Germany wants binding deal on EU digital tax at December meeting

BERLIN (Reuters) - German Finance Minister Olaf Scholz said he favors getting a binding deal on a European Union digital tax at a meeting of EU finance ministers in December and that he supported the French model.

FILE PHOTO: German Finance Minister and vice-chancellor Olaf Scholz attends the weekly cabinet meeting in Berlin, Germany August 1, 2018. REUTERS/Joachim Herrmann//File Photo

“If the negotiations continue the way that they have been going, we’ll still be in talks in 100 years. That is why I support the French model and want to offer the proceeds to the EU,” news weekly Der Spiegel quoted Scholz on Monday as saying.

There has been discord among European Union member states over a proposed EU plan to tax big internet firms such as Google and Facebook on their turnover.

Germany called this month for a revision of the plan that would exclude from the proposed tax activities linked to carmakers.

French Finance Minister Bruno Le Maire said on Monday that an agreement was close to being struck.

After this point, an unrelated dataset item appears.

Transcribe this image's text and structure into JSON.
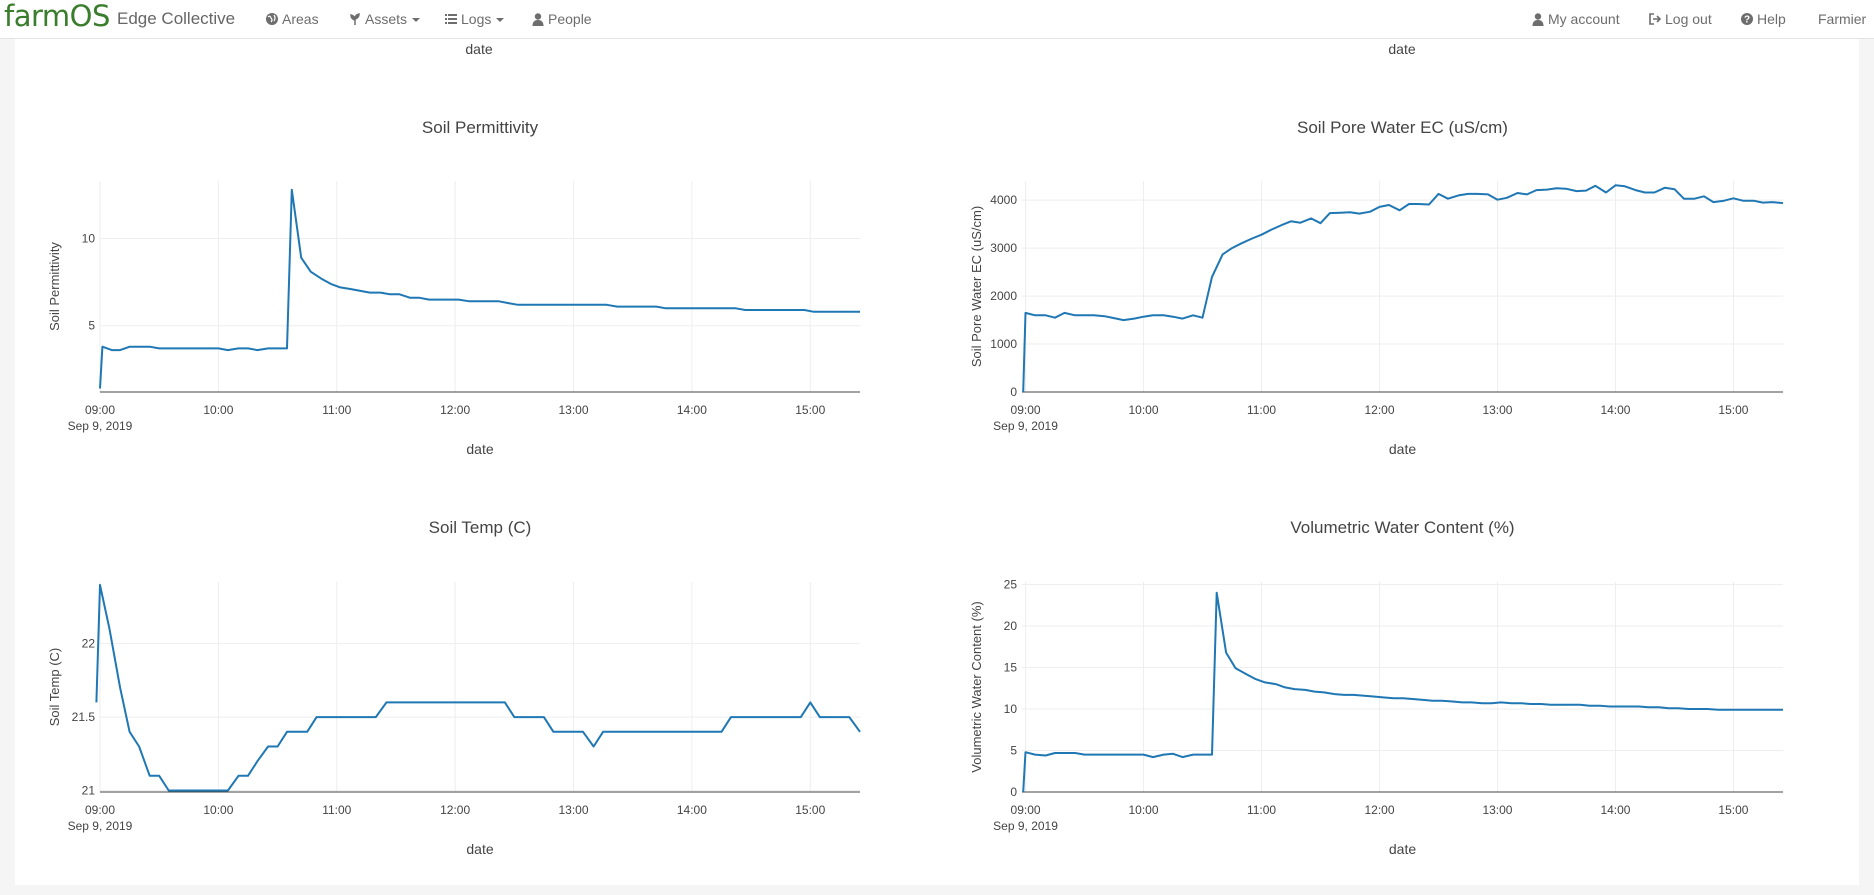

Under a proposal from the EU’s executive Commission in March, EU states would charge a 3 percent levy on the digital revenues of large firms that are accused of averting tax by routing their profits to the bloc’s low-tax states.

The plan is aimed at changing tax rules that have let some of the world’s biggest companies pay unusually low rates of corporate tax on their earnings.

But it requires the support of all 28 EU states and is opposed by a number of them, including small, low-tax countries like Ireland that have benefited by allowing multinationals to book profits there on digital sales to customers elsewhere.

Cooperation on taxes at the EU level exists in some areas, such as regulation on VAT, though setting taxes in principle remains the business of member states.

Scholz also said the EU should push ahead with minimum corporate tax rates and effective taxation of digital companies from January 2021 if states fail to reach an international agreement on tax avoidance. “We are in principle in agreement with our French friends on such a two-step strategy,” he said.